East Germany in 1980s Gives Example of Effective Environmental Activism
One of the most challenging aspects of working as an activist is that of mobilization — developing ways to inspire people to do work that they do not have to do. A precious few people get out of bed wanting to call 100 strangers to inform them that their senator is opposing a bill that would ban offshore drilling. Even fewer want to come home from work and make an agenda for a community meeting about how to tackle poor air quality.
Environmental activists frequently turn to scientific data to mobilize the public and political officials to address environmental problems. But environmental activists organizing in socialist East Germany in the 1980s could not do that because all data outlining declining forest health was classified as a state secret — even working in the forest service required a security clearance. Files and copy machines were kept under lock and key, and studying the causes of decline was prohibited. Even worse, public activism outside of the Socialist Unity Party was prohibited in East Germany, so activists could not start a conventional social movement.
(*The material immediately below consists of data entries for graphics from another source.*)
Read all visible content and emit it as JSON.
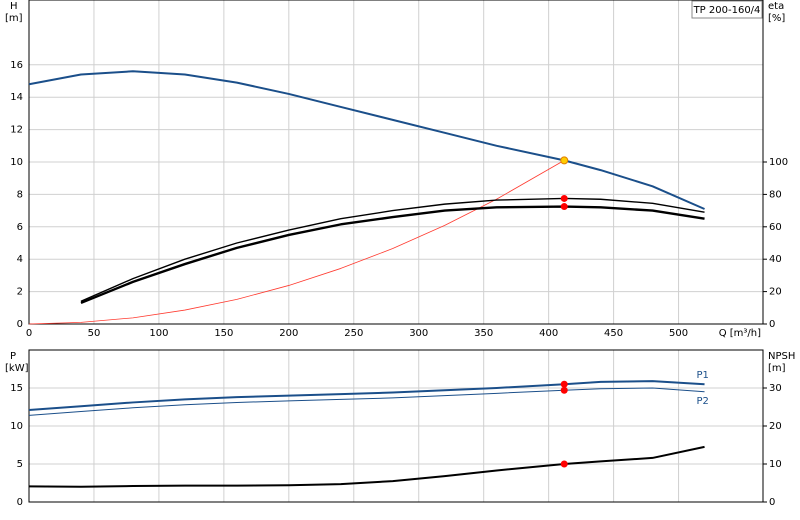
{
  "chart_data": [
    {
      "type": "line",
      "title": "TP 200-160/4",
      "y_label": "H",
      "y_unit": "[m]",
      "y2_label": "eta",
      "y2_unit": "[%]",
      "x_label": "Q [m³/h]",
      "xlim": [
        0,
        565
      ],
      "xticks": [
        0,
        50,
        100,
        150,
        200,
        250,
        300,
        350,
        400,
        450,
        500
      ],
      "xtick_labels": true,
      "ylim": [
        0,
        20
      ],
      "yticks": [
        0,
        2,
        4,
        6,
        8,
        10,
        12,
        14,
        16
      ],
      "y2lim": [
        0,
        200
      ],
      "y2ticks": [
        0,
        20,
        40,
        60,
        80,
        100
      ],
      "grid": true,
      "x": [
        0,
        40,
        80,
        120,
        160,
        200,
        240,
        280,
        320,
        360,
        412,
        440,
        480,
        520
      ],
      "series": [
        {
          "color": "#1b4f8a",
          "width": 2,
          "values": [
            14.8,
            15.4,
            15.6,
            15.4,
            14.9,
            14.2,
            13.4,
            12.6,
            11.8,
            11.0,
            10.1,
            9.5,
            8.5,
            7.1
          ]
        },
        {
          "color": "#ff3b30",
          "width": 0.8,
          "values": [
            0,
            0.1,
            0.38,
            0.86,
            1.52,
            2.38,
            3.43,
            4.66,
            6.09,
            7.71,
            10.1,
            null,
            null,
            null
          ]
        },
        {
          "color": "#000000",
          "width": 1.4,
          "axis": "y2",
          "values": [
            null,
            14,
            28,
            40,
            50,
            58,
            65,
            70,
            74,
            76.5,
            77.5,
            77,
            74.5,
            69
          ]
        },
        {
          "color": "#000000",
          "width": 2.4,
          "axis": "y2",
          "values": [
            null,
            13,
            26,
            37,
            47,
            55,
            61.5,
            66,
            70,
            72,
            72.5,
            72,
            70,
            65
          ]
        }
      ],
      "points": [
        {
          "x": 412,
          "y": 10.1,
          "color": "#ffcc00"
        },
        {
          "x": 412,
          "y": 77.5,
          "axis": "y2",
          "color": "#ff0000"
        },
        {
          "x": 412,
          "y": 72.5,
          "axis": "y2",
          "color": "#ff0000"
        }
      ]
    },
    {
      "type": "line",
      "y_label": "P",
      "y_unit": "[kW]",
      "y2_label": "NPSH",
      "y2_unit": "[m]",
      "xlim": [
        0,
        565
      ],
      "xticks": [
        0,
        50,
        100,
        150,
        200,
        250,
        300,
        350,
        400,
        450,
        500
      ],
      "xtick_labels": false,
      "ylim": [
        0,
        20
      ],
      "yticks": [
        0,
        5,
        10,
        15
      ],
      "y2lim": [
        0,
        40
      ],
      "y2ticks": [
        0,
        10,
        20,
        30
      ],
      "grid": true,
      "x": [
        0,
        40,
        80,
        120,
        160,
        200,
        240,
        280,
        320,
        360,
        412,
        440,
        480,
        520
      ],
      "series": [
        {
          "name": "P1",
          "color": "#1b4f8a",
          "width": 2,
          "values": [
            12.1,
            12.6,
            13.1,
            13.5,
            13.8,
            14.0,
            14.2,
            14.4,
            14.7,
            15.0,
            15.5,
            15.8,
            15.9,
            15.5
          ]
        },
        {
          "name": "P2",
          "color": "#1b4f8a",
          "width": 1,
          "values": [
            11.4,
            11.9,
            12.4,
            12.8,
            13.1,
            13.3,
            13.5,
            13.7,
            14.0,
            14.3,
            14.7,
            14.9,
            15.0,
            14.5
          ]
        },
        {
          "color": "#000000",
          "width": 2,
          "axis": "y2",
          "values": [
            4.1,
            4.0,
            4.2,
            4.3,
            4.3,
            4.4,
            4.7,
            5.5,
            6.8,
            8.3,
            10.0,
            10.7,
            11.6,
            14.5
          ]
        }
      ],
      "points": [
        {
          "x": 412,
          "y": 15.5,
          "color": "#ff0000"
        },
        {
          "x": 412,
          "y": 14.7,
          "color": "#ff0000"
        },
        {
          "x": 412,
          "y": 10.0,
          "axis": "y2",
          "color": "#ff0000"
        }
      ]
    }
  ]
}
Instead, they did their organizing within the Lutheran Church. Environmental study groups and research seminars took place across the nation, in which they discussed the forest’s retreat in theological terms, looking to the Bible’s philosophy and ethics for guidance on how humans should relate to nature. They wondered how God could allow such degradation of His landscape, and concluded that it was up to humans to address, just as humans had stopped the evils of Nazism. They produced an ideology of creationism that called on all who are faithful to God to protect the world that He made. In short, activists made collective sense of their environmental despair and found guidance for how to address despair and fear in the face of their receding forestlands.
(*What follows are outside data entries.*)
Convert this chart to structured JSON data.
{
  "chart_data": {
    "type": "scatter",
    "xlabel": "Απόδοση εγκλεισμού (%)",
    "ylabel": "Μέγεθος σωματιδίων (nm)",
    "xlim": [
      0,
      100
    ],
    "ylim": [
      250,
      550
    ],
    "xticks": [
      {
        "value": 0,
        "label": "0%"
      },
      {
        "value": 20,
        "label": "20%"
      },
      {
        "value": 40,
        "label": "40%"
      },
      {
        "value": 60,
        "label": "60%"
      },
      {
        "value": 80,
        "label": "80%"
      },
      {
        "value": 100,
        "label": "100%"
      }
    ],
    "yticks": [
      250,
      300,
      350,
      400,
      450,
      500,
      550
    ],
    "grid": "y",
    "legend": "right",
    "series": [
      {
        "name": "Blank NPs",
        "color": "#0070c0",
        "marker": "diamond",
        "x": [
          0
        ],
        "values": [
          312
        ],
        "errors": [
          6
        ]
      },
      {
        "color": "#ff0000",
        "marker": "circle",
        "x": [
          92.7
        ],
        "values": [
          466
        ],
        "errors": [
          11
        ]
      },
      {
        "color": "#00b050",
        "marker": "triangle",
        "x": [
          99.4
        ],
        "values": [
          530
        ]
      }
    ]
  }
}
Inspired by that collective understanding, East German activists developed multiple ways to engage their religious community about the receding forest. They taught people to identify different kinds of trees in various states of health, spread stories of the human impacts on declining forest health, and produced a tremendous amount of writing, music, and art focused on trees and the environment. They may not have taught trees to speak, but they certainly provided people with many ways to talk about trees, even in the absence of authoritative environmental data.
Activist messaging today, much like anything else, is guided by the assumption that we need to compete for people’s attention in the same way that the work of an advertiser or op-ed author needs to be eye-catching. Most people don’t make it to the bottom of the article, the feed, or the email, and so we need to provide all of the important information as quickly as possible before our audience loses interest.
However, when activists — and environmental activists in particular — take the time to connect with the people they are mobilizing with on a human level, they create communities based on shared emotion, culture, knowledge, and action. A community like that just might inspire people to do the work we need to do.